El acto ha contado con la presencia de la vicepresidenta del IMAS, Magdalena García Gual, que ha querido compartir esta celebración con las personas usuarias del centro. La jornada se enmarca dentro del conjunto de actividades organizadas con motivo de Sant Antoni y Sant Sebastià, que se desarrollan esta semana y la próxima en todos los centros del Instituto Mallorquín de Asuntos Sociales.
Durante la celebración en la Llar d’Ancians, los asistentes han podido disfrutar de una programación festiva que ha incluido baile de dimonis, fuego y una torrada popular.

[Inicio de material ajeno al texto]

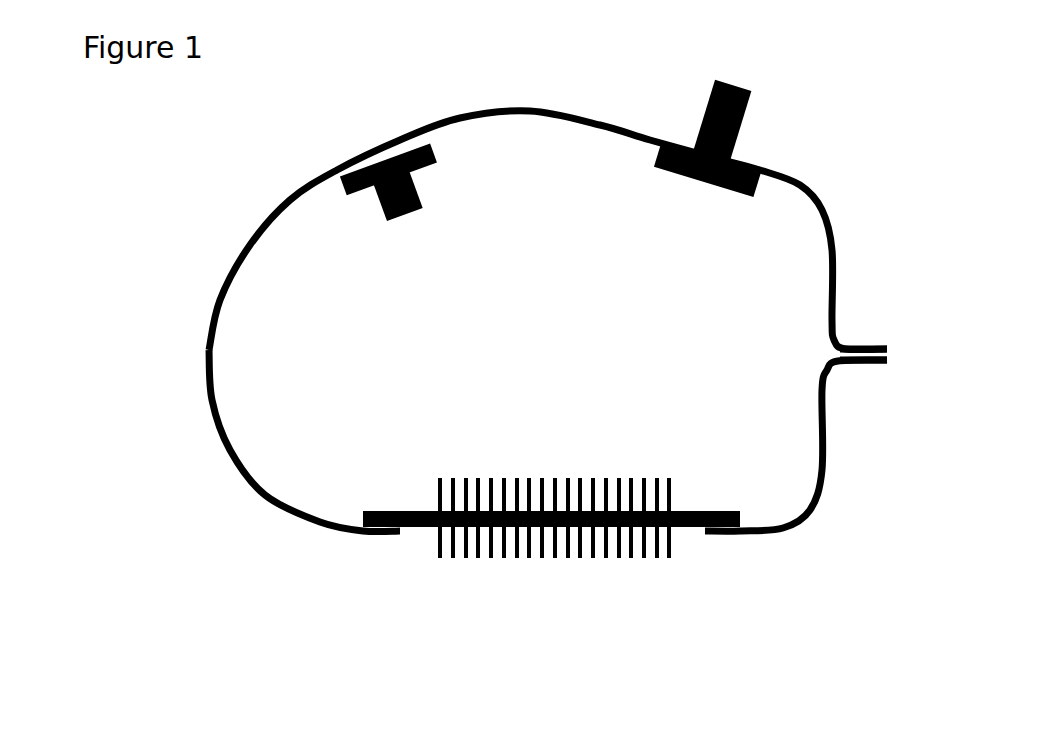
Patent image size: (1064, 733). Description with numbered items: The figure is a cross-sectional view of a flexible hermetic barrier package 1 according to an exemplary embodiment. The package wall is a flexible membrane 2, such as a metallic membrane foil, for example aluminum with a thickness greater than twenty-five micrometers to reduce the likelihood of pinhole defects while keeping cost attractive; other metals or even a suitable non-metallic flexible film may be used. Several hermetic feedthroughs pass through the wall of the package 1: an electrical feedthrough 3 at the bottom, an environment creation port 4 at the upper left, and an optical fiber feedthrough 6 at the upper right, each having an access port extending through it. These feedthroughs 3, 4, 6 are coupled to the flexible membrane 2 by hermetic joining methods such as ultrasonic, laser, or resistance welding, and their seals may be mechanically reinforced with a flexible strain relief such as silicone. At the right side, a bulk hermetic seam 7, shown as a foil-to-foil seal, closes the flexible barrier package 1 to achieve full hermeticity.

The flexible hermetic barrier package 1 is at (212, 311).
The flexible membrane 2 is at (220, 433).
The electrical feedthrough 3 is at (432, 523).
The environment creation port 4 is at (372, 163).
The optical fiber feedthrough 6 is at (747, 110).
The bulk hermetic seam 7 is at (877, 366).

Uno de los elementos más destacados ha sido la participación de la Colla de Foc del propio centro, integrada por residentes y profesionales, que simboliza la implicación activa y comunitaria en la vida cultural de la residencia.
Magdalena García Gual ha subrayado que «celebraciones como esta demuestran que las residencias no son solo espacios de atención, sino también de convivencia, participación y vida comunitaria, donde las personas mayores continúan siendo protagonistas activas de las tradiciones de nuestro territorio». La vicepresidenta del IMAS ha añadido que «trabajamos para que los centros sean espacios abiertos, arraigados en la cultura mallorquina y conectados con las familias y el entorno, porque el bienestar emocional de las personas mayores también pasa por mantener vivas las fiestas que forman parte de su historia personal y colectiva».
Estas actividades forman parte de la programación anual del IMAS orientada a fomentar la participación activa, la convivencia y el bienestar emocional de las personas mayores, integrando las tradiciones culturales de Mallorca en la vida cotidiana de los centros residenciales y de promoción de la autonomía personal como herramienta de cohesión social y mejora de la calidad de vida.